Personal finance the positive way: Part I
HIV positive status is no bar to home ownership, but hasty decisions could cost you dear, argues finance expert Ivan Massow
Mortgages are complicated and stressful enough without the fear of being declined. Fear meant many HIV positive people were left out of the recent property boom. But whoever started the rumours that HIV status affects your ability to get a mortgage was sadly misinformed. That said, the fact remains many HIV positive people can face huge problems when obtaining finance.
Problems usually start when people with HIV, as well as those who are negative but gay, insist on waltzing into high street lenders expecting equitable and enlightened treatment. In these circumstances, even gay men who have tested negative are still having premiums hiked because, theoretically, they might, one day, contract HIV. People with HIV can give their average high street advisers a coronary. Many people living with HIV are sensibly put off from this course of action by the prospect of having to discuss their current situation with a bank or building society representative, just in case the conversation gets around to insurance. Banks and mainstream financial services companies still freak when they hear the words HIV. This information may be passed accidentally to other departments and sometimes distributed deliberately. I¹ve seen these situations escalate.
Mortgage forms do not usually ask you about your health (unless there are protection policies built in). But insurance forms are usually produced at the same meeting and these do ask the question. The mortgage adviser will also often produce a 'fact finder' form which also asks about health. The simple way of halting this process without letting anyone know is to say firmly that you want to shop around. Alternatively, be more upfront and say you cannot obtain life assurance due to 'health reasons' but do not want to be more specific. Whatever happens, don't lie on the application form. The idea is to stay in control of the situation from the outset and to do this avoid being asked these questions formally.
Luckily, recent reforms mean your mortgage loan and your life cover do not have to be taken from the same provider and you are not obliged to justify your decision to go elsewhere (or nowhere). Endowments do have mandatory life cover so are usually not an option for people living with HIV. This usually leads to most people considering a repayment mortgage. In some instances, however, I would encourage people to look at ISA and pension mortgages.
A handful of lenders still insist on you seeing their in-house advisers for protection products. As these insurance policies are dependent on being HIV negative this could affect your chance of obtaining a mortgage. The key is to see an adviser or mortgage broker who should know who these insurance-pushers are and lead you elsewhere. Be careful though, as some advisers only make money from the commission earned for life assurance and they may not be so happy to help. In this case, either seek specialist advice or suggest working on a fee basis to ensure the best possible advice. It¹s worth paying for.
Avoid questions about health and life insurance by saying firmly you want to shop around.The other major problem facing HIV positive people is affordability. Some individuals may only work part-time and be reliant on benefits to some extent. Some lenders will take into consideration benefits if accompanied by another source of income, so it is worth shopping around as the maximum you can borrow can vary widely from one lender to the other. Credit problems are also common, perhaps due to some time off work or a mad moment with the credit cards. Either way, there are many good lenders out there who lend to people with damaged credit records. These are not backstreet boys with ridiculous interest rates. In fact, many high street lenders have credit repair products which put you at level pegging with an average risk client within a couple of years. Again, don't just call some poor credit lender you saw advertised on QVC. You need a specialist.

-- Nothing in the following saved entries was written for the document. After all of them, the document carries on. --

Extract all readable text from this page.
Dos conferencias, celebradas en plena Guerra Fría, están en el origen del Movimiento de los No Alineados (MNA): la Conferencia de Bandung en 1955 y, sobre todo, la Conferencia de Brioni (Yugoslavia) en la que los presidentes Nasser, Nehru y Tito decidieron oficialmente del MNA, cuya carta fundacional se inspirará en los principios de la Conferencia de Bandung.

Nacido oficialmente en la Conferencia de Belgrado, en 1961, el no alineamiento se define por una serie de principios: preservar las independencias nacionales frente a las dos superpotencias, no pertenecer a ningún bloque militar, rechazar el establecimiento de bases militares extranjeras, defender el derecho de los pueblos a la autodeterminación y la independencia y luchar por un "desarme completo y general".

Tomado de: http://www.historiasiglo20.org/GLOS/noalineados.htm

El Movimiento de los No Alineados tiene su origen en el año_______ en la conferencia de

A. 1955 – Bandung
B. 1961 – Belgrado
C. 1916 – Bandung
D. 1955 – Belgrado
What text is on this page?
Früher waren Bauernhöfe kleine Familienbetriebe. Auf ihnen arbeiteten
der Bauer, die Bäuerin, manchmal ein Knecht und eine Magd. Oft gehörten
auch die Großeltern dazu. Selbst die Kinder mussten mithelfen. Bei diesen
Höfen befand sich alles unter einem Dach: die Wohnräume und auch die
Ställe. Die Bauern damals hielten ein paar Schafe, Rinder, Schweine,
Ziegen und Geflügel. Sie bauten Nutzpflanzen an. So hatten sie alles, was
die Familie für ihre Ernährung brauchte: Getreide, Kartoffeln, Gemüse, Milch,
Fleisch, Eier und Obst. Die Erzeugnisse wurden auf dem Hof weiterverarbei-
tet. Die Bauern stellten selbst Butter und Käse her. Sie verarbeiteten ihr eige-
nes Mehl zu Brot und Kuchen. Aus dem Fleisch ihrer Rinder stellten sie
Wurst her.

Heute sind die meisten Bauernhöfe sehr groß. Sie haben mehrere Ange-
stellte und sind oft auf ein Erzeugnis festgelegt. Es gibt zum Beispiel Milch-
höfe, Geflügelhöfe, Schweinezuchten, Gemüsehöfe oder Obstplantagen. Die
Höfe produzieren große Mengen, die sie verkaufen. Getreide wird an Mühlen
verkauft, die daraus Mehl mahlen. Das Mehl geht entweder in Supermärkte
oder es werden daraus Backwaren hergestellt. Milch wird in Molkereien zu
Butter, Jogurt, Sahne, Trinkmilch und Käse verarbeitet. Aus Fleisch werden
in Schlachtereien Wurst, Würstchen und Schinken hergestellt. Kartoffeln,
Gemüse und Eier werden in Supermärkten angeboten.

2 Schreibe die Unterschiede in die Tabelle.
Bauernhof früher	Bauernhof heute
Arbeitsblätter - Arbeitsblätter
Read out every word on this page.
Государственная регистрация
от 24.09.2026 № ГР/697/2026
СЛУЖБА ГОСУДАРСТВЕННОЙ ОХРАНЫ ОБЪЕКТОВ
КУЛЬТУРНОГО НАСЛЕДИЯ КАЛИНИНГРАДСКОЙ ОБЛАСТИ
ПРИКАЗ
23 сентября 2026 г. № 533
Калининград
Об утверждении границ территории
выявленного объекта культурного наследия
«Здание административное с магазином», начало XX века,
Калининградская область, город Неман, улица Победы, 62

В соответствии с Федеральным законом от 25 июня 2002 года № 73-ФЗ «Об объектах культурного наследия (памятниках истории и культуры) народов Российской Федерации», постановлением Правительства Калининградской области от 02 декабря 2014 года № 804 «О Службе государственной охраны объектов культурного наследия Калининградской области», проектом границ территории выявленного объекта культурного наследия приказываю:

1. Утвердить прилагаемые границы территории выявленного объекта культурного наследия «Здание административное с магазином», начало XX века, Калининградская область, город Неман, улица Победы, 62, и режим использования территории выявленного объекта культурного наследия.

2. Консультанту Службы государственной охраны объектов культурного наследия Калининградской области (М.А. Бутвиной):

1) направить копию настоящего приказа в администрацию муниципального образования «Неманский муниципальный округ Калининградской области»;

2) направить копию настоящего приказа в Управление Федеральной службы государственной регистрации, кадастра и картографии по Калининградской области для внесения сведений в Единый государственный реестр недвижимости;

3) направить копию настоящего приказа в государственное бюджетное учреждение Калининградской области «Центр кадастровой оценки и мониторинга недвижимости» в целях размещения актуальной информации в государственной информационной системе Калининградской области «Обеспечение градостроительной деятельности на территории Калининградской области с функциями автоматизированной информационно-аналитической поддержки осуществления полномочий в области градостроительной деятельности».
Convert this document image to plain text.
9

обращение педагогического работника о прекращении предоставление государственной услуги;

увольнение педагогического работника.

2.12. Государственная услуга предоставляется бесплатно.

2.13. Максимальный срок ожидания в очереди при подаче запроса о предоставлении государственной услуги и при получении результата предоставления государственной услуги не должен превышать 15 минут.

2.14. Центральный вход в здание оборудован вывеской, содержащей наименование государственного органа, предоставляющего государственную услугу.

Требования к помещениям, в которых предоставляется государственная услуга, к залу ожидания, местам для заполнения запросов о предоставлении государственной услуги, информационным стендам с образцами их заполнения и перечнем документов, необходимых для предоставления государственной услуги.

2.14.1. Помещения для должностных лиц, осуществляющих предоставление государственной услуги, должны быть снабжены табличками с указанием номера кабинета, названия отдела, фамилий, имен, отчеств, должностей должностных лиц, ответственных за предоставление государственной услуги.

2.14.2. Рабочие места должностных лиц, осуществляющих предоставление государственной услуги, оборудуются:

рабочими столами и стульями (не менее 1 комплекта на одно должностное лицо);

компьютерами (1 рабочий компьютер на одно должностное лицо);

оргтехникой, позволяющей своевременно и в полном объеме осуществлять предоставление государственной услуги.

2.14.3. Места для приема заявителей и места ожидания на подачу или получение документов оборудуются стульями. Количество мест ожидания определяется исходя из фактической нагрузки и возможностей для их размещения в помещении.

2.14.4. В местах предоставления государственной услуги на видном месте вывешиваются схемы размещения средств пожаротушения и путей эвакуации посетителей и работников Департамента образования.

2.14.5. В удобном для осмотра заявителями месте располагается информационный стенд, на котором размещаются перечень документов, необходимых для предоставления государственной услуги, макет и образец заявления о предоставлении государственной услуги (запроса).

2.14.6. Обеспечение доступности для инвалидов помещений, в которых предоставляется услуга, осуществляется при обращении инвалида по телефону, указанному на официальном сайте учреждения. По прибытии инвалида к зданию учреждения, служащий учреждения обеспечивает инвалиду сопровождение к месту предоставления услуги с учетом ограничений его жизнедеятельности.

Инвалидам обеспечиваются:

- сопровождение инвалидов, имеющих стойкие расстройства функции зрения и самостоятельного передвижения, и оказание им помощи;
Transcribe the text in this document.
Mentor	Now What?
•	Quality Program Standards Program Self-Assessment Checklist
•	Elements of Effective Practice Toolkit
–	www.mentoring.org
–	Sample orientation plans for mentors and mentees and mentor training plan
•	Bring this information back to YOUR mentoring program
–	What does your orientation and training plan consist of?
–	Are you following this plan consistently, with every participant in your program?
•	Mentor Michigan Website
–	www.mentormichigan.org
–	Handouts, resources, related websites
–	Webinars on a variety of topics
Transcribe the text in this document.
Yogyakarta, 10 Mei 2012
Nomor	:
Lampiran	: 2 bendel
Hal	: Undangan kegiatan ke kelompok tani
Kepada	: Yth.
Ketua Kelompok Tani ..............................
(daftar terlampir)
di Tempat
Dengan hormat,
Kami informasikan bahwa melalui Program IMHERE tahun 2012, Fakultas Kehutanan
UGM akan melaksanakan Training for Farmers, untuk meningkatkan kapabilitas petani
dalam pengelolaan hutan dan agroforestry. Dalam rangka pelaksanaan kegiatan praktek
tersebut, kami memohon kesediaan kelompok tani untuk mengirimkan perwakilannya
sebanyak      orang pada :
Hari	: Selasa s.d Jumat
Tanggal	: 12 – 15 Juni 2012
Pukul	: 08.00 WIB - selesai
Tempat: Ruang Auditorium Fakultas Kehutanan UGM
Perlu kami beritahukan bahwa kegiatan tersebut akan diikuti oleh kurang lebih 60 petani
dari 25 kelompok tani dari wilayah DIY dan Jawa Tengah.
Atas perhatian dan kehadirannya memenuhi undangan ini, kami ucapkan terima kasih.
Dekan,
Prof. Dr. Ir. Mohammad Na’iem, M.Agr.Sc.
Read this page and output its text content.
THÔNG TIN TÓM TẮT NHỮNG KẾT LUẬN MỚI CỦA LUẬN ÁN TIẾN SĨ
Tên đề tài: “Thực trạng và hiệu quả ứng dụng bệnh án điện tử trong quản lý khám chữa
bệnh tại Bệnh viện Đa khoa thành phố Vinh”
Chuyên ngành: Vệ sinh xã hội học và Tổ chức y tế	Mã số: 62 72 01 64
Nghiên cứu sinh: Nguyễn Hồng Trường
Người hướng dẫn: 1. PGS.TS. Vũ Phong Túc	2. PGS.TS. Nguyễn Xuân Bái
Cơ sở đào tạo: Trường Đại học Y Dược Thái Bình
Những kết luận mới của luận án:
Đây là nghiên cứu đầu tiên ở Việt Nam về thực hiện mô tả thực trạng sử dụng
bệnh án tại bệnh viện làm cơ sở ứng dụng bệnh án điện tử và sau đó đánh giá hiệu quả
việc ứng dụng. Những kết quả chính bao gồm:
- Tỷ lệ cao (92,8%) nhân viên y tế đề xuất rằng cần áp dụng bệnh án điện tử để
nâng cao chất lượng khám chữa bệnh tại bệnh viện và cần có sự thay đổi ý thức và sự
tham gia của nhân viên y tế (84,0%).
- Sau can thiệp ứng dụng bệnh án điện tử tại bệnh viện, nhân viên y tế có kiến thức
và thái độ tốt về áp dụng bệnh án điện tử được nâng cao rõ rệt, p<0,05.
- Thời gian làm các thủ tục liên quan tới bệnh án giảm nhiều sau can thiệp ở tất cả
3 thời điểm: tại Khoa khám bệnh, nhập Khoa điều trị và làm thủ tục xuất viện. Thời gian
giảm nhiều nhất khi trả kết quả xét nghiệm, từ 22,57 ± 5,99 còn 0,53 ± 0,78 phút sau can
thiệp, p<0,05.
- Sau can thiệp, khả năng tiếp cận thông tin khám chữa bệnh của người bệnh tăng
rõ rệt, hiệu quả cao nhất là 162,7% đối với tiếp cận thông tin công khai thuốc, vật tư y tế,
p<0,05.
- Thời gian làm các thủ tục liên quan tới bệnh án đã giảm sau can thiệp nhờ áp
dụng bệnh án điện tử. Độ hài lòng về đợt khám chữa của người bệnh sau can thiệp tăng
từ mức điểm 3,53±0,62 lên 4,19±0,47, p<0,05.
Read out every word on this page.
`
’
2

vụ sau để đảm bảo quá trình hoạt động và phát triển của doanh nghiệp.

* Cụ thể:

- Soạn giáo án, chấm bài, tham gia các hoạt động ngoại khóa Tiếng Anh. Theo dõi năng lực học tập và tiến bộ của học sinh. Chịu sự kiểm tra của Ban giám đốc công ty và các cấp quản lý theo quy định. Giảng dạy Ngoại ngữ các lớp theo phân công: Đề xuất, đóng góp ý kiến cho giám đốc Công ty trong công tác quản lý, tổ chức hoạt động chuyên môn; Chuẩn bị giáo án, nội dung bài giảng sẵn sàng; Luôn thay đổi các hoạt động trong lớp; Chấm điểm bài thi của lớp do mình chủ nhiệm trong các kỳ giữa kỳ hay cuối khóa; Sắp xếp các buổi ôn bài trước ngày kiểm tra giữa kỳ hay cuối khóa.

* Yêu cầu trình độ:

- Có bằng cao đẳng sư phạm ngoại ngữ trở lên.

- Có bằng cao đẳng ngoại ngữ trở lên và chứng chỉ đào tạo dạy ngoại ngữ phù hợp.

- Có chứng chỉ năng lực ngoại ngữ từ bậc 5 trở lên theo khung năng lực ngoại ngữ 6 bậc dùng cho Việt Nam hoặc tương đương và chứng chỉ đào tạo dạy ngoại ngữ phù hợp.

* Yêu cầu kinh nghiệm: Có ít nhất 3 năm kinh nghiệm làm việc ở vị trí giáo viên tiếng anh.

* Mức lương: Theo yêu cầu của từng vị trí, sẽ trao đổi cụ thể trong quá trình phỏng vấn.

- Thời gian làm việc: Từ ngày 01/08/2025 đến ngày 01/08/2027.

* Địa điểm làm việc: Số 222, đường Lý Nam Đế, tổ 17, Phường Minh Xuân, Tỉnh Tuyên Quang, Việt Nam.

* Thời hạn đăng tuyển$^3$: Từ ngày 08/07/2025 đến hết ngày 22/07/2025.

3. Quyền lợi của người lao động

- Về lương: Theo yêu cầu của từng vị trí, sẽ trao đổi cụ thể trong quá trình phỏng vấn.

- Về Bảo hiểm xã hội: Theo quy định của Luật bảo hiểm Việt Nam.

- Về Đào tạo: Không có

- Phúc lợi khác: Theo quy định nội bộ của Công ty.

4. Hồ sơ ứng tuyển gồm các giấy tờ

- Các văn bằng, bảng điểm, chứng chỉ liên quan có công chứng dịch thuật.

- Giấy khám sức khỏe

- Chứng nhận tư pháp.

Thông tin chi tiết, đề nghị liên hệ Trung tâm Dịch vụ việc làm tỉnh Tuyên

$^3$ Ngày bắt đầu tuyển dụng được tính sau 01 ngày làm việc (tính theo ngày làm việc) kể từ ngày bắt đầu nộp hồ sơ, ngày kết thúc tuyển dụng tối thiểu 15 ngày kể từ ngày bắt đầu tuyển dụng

Many people don't even get as far as the lender because they fear the long term financial commitment. Instead of missing out on the security of owning your own home and any increase in property prices, explore all the options if things go wrong. Most lenders let you take a payment holiday for up to a year or you could rent out a room. While rates are low, it would be wiser still to consider making a monthly contribution to an ISA just in case problems arise in the future, even if you just save enough to cover one year¹s payments.
If things really do go wrong when you're paying a mortgage, the easiest way to reduce payments is to switch to 'interest-only' for a time and you might even be entitled to help from the government. There are often both short and long term solutions to ensure people living with HIV have the same choices of buying or renting as any one else.
Much has been made of the new life cover available to people with HIV. The problem is that it is expensive and usually only written on a year by year basis. The moment you look ill they withdraw cover. It's little more valuable than accidental death cover and proper accidental death cover can be purchased for a lot less cash. In reality, the cover aimed at people with HIV is, at best, well intentioned which is why we are very reluctant to allow our clients to take it out. On the whole, most people would be mad to buy it. The best advice is to seek advice from a good independent adviser or mortgage broker who should point out these pitfalls and identify the best possible mortgage product for you with the most competitive rate. Happy house hunting.